6. Delimitation Freeze Perpetuates Malapportionment
- Extending freeze to 2126 locks in current seat distribution, giving disproportionate power to low-population-growth States (mostly South) over high-growth States (mostly North).
- Stability risk: The lock in period is too high for comfort. The extension period for 100 years undermines the democracy of multiple generations.
7. Language Policy
Recognising all Eighth Schedule languages as official Union languages alongside English is impractical. It means that all Union communications must be given in all languages and it takes a lot of effort and time.
Two language policy is the product of the past. It creates citizens only rooted in their local culture and have struggled to create cosmopolitans. Even though the committee’s stand against Hindi imposition is justified, the two-language policy can never be a solution to counter Hindi imposition in the current globalised world.
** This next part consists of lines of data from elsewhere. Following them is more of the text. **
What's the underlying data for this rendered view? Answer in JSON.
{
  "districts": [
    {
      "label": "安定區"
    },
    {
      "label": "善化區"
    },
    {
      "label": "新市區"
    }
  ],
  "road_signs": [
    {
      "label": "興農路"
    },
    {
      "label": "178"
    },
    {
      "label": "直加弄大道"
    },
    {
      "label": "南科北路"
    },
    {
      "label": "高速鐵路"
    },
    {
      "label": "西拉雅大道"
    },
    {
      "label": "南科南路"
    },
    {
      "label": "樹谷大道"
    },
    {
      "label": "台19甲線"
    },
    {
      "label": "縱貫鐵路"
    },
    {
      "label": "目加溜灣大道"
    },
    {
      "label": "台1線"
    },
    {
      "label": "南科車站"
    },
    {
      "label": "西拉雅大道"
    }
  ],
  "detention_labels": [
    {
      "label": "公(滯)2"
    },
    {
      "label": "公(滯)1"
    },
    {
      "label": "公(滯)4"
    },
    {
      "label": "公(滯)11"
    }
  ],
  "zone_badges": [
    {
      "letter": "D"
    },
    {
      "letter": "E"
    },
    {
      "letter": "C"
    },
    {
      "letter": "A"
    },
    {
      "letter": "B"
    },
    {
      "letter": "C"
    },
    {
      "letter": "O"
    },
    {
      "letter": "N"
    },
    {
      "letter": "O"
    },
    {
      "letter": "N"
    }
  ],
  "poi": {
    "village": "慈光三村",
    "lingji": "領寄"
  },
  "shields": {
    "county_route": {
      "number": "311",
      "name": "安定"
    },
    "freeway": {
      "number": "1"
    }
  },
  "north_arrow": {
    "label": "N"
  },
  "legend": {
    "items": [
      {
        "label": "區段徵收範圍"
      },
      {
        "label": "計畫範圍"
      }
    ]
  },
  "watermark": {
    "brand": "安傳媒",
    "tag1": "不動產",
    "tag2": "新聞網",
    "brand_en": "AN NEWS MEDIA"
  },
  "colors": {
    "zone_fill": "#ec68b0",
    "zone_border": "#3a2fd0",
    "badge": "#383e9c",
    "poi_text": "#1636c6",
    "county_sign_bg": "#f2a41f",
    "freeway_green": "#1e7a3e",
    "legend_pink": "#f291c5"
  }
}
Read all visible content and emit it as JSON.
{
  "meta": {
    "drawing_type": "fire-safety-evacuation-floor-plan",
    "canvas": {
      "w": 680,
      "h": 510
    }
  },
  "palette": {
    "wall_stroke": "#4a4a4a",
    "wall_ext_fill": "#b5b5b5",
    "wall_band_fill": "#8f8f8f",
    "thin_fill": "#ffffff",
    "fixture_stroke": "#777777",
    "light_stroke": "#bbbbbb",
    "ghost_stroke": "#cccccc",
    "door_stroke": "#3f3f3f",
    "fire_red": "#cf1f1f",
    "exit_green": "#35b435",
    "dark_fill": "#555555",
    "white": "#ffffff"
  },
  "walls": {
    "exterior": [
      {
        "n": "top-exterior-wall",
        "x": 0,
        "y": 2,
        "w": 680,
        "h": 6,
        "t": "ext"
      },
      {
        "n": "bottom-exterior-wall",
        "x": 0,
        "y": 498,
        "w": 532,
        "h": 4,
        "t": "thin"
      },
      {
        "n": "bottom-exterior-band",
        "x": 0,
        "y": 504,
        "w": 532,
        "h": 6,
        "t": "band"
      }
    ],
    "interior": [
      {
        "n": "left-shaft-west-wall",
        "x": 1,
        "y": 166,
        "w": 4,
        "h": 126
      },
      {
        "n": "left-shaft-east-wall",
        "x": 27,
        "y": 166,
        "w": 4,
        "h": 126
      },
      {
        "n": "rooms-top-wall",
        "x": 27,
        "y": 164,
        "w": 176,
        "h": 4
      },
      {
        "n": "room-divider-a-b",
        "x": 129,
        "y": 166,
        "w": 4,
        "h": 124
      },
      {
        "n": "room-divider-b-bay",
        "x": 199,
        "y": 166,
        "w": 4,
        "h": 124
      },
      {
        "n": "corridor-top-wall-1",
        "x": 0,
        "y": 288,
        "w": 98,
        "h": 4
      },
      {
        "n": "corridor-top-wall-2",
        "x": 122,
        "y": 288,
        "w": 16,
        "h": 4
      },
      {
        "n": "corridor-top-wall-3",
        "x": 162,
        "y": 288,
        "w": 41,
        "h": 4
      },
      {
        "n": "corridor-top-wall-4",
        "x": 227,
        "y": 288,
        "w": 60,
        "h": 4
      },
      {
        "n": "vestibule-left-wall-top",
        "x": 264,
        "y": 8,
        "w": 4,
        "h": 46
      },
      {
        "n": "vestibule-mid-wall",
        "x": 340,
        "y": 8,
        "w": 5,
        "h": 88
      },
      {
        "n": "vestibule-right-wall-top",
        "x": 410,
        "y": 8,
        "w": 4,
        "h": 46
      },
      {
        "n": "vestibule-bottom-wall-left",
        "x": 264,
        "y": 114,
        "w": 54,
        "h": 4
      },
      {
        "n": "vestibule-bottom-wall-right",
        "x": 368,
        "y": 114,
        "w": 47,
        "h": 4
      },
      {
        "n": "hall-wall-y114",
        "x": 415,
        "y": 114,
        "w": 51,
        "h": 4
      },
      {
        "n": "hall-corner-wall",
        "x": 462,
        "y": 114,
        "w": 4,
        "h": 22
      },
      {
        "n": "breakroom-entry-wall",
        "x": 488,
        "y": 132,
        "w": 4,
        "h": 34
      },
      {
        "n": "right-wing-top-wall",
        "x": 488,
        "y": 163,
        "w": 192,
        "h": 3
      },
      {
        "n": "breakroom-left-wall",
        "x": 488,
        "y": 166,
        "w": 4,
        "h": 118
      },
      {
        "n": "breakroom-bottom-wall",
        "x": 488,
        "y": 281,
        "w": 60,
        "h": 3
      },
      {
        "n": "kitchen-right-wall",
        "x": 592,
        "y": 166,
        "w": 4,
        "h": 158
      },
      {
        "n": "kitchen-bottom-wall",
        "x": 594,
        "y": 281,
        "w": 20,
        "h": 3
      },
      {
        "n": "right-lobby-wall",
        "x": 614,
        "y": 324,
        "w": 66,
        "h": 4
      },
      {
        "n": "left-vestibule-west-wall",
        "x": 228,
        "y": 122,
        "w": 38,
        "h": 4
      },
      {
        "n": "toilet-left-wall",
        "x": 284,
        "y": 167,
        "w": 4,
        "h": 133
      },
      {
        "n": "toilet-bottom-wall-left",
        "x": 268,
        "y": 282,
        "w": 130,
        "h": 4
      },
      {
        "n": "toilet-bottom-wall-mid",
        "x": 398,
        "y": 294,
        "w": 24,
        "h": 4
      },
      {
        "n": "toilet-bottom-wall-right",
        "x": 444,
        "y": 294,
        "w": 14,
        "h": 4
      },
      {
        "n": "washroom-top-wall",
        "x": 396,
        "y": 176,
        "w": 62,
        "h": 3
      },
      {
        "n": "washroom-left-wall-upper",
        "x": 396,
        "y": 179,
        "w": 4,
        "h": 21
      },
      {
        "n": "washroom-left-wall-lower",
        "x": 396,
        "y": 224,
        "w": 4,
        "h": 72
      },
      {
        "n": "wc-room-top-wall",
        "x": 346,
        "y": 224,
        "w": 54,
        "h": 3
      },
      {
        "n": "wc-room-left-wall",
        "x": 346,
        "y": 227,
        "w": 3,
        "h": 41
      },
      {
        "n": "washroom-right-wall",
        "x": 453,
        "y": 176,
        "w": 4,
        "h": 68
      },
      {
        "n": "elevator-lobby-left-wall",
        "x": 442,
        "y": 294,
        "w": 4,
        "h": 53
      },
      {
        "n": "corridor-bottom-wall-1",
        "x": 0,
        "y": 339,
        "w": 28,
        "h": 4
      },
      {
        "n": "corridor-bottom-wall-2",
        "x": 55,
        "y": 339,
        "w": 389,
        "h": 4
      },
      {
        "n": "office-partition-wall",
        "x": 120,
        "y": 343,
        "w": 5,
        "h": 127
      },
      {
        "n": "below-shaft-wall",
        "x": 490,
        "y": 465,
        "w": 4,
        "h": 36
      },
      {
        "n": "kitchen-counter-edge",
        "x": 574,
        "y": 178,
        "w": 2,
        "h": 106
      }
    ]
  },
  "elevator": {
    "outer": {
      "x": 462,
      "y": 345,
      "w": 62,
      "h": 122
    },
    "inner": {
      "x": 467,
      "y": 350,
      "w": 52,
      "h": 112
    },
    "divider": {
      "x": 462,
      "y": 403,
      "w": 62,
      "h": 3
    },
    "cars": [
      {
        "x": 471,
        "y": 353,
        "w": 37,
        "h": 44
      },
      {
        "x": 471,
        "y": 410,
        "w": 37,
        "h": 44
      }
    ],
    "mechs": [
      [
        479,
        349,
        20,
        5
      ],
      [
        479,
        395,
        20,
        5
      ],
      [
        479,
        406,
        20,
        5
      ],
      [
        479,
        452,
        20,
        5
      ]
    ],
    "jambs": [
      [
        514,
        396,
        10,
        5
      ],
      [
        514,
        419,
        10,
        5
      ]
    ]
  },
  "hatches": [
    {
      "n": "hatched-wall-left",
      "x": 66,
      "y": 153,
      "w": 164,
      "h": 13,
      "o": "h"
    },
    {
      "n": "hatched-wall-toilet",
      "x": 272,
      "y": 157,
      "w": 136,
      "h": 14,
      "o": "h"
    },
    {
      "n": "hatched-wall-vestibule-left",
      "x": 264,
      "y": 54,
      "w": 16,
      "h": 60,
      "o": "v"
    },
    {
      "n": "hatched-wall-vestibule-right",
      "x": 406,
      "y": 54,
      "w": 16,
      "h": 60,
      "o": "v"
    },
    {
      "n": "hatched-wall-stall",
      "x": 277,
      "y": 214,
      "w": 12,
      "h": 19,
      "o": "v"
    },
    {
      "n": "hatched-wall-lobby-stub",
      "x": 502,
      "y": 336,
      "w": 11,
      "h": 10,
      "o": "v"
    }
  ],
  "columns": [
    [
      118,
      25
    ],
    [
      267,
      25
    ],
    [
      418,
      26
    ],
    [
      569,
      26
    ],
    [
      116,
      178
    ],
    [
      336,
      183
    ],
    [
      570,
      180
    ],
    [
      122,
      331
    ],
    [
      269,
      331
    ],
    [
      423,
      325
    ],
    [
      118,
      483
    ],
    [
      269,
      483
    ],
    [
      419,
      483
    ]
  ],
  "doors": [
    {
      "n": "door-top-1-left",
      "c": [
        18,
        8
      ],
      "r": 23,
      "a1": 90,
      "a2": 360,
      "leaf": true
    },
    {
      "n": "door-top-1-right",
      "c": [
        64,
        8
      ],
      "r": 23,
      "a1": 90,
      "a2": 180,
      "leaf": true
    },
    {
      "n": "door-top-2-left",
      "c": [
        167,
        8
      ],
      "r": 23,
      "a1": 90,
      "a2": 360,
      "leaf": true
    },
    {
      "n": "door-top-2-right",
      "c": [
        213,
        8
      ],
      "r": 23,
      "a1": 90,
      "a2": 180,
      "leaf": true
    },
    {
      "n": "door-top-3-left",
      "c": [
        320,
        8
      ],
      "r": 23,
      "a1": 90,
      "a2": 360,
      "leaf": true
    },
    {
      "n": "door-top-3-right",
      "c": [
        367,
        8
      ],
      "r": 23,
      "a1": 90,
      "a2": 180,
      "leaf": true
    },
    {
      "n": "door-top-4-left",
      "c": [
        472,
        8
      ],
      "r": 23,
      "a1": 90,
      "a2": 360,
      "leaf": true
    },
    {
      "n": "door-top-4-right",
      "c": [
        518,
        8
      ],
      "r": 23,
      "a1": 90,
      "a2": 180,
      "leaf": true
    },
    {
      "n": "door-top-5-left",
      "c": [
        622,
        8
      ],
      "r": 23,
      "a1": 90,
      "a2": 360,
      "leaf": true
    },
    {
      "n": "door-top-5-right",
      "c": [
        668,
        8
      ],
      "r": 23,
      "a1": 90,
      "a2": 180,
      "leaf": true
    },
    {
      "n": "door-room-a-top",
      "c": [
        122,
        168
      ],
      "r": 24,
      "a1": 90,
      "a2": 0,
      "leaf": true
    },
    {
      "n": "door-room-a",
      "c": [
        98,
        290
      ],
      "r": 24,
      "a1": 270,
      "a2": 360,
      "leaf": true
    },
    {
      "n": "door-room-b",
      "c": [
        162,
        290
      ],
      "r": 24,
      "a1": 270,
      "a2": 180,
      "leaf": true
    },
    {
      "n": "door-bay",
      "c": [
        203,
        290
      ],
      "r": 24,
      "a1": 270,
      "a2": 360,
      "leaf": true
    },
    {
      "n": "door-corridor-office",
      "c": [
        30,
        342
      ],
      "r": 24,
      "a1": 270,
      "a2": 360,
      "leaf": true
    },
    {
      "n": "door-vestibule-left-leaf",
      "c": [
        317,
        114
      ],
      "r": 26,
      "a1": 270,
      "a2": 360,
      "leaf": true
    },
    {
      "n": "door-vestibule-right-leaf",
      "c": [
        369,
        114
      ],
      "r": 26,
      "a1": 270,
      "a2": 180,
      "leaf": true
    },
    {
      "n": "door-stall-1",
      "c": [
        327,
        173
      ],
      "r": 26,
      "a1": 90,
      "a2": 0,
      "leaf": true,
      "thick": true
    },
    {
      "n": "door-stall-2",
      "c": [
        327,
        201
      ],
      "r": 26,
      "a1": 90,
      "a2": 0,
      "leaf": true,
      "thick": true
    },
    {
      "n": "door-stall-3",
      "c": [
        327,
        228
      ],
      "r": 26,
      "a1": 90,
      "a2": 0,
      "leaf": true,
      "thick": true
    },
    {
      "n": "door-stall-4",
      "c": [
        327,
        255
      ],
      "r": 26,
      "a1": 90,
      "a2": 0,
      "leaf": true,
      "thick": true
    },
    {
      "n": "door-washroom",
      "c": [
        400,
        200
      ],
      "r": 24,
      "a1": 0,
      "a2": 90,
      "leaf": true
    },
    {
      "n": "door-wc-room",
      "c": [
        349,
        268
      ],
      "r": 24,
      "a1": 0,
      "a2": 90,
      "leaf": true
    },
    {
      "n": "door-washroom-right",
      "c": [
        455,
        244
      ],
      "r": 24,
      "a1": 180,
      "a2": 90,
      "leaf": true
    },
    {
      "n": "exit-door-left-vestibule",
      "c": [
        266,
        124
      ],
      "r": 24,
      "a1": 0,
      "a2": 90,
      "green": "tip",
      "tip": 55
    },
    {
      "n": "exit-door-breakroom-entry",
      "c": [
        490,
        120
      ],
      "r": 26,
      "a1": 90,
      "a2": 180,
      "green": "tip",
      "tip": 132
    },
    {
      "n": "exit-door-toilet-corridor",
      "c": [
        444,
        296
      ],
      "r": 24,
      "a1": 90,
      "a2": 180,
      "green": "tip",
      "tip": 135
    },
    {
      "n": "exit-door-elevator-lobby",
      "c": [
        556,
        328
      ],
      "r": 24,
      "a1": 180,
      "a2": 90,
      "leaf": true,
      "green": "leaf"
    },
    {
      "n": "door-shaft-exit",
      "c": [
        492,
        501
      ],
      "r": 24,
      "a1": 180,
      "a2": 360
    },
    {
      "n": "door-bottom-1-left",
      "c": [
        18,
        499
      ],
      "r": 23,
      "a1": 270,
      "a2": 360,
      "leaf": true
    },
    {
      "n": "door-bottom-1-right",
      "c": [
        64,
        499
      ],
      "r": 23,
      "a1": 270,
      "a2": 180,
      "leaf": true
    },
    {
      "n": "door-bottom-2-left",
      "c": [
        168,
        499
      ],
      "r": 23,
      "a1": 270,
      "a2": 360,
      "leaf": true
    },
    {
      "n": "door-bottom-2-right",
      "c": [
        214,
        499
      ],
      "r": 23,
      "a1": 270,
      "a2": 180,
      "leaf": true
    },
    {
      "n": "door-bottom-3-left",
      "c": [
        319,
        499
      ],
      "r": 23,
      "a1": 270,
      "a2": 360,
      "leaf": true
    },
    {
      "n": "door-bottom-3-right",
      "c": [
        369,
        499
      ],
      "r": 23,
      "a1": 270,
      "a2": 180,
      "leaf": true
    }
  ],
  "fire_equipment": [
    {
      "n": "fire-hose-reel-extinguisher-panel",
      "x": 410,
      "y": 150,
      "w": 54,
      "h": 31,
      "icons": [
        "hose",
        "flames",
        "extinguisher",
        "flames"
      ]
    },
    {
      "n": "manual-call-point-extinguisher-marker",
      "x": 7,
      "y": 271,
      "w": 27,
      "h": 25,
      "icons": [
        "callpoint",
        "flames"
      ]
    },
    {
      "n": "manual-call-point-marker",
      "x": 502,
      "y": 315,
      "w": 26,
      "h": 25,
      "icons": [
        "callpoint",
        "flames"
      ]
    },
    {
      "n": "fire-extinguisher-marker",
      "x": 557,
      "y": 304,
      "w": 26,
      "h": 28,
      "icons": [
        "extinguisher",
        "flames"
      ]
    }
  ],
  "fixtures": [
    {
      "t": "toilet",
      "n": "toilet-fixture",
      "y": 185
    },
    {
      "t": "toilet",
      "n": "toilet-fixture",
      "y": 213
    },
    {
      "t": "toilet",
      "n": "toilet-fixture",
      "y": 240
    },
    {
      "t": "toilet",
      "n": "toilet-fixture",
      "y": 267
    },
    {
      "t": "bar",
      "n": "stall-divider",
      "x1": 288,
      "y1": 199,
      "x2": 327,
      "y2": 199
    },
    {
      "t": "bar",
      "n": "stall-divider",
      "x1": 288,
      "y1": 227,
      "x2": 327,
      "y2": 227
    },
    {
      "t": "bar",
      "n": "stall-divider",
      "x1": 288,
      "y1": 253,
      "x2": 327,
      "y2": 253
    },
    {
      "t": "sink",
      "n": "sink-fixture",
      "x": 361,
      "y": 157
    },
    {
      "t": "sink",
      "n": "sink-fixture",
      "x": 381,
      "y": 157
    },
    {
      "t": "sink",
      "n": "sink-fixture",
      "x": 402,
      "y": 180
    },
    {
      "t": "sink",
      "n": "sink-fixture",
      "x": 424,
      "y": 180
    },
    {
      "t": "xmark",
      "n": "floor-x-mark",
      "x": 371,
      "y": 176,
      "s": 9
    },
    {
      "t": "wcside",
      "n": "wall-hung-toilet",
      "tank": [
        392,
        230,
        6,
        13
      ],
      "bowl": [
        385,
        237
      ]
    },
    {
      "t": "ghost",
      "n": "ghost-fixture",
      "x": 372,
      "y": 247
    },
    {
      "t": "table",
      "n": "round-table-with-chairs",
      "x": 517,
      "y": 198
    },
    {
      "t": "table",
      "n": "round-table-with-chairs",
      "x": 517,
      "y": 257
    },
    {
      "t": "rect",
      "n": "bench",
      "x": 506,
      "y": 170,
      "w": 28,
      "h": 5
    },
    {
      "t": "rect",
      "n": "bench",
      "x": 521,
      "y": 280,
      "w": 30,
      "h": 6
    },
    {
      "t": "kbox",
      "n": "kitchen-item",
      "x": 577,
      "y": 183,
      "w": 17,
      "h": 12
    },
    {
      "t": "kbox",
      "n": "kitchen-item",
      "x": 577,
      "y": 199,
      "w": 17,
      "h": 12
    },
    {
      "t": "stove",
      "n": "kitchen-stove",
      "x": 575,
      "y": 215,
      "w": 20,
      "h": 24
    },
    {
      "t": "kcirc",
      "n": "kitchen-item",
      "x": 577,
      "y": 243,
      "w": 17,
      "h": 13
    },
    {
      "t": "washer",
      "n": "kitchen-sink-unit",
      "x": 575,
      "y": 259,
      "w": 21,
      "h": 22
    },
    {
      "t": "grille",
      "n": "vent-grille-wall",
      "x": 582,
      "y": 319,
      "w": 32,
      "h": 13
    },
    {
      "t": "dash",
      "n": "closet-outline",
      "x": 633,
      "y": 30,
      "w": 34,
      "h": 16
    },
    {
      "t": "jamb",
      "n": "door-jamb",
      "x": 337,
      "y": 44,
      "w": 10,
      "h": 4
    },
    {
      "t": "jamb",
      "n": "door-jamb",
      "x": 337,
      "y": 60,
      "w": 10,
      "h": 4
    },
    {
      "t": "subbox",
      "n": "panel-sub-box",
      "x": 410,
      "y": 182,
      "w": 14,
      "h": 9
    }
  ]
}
Stability Risk: The ideas will be very time consuming for minimal success. The suggested language policy might create governance paralysis.
8. Appointment of Governor
Appointing governor from among the panel of three people suggested by the chief minister will in practise allow a second line politician subservient to the CM become the governor.
Stability Risk: This might undermine the worth of the constitutional post and would enlarge the autocratic governance if the elected CM is anti-democratic.
PRACTISE QUESTIONS FOR GS PAPER 2
1. “Indian federalism requires a structural reset rather than incremental reform.”
Critically examine this statement in the context of the Justice Kurian Joseph Committee recommendations.
2. Discuss the proposed reforms relating to the office of the Governor. How far do they address the issue of politicisation of the post?
3. Evaluate the implications of the suggested changes to the constitutional amendment process under Article 368 on India’s democratic and federal structure.
4. The report argues against “One Nation, One Election” on federal grounds. Analyse the validity of this argument in the Indian context.
PRACTISE QUESTIONS FOR PSIR OPTIONAL
1. “Centralisation weakens both democracy and governance capacity.”
Analyse this claim using the Justice Kurian Joseph Committee’s critique of Indian federalism.
2. Compare the Justice Kurian Joseph Committee with the Rajamannar, Sarkaria, and Punchhi Commissions in terms of their philosophy of federalism.
3. Examine the tensions between cooperative federalism and competitive federalism in light of the proposed GST Council reforms.
4. The recommendations on language policy challenge the idea of cultural homogenisation in India. Critically analyse their political and administrative implications.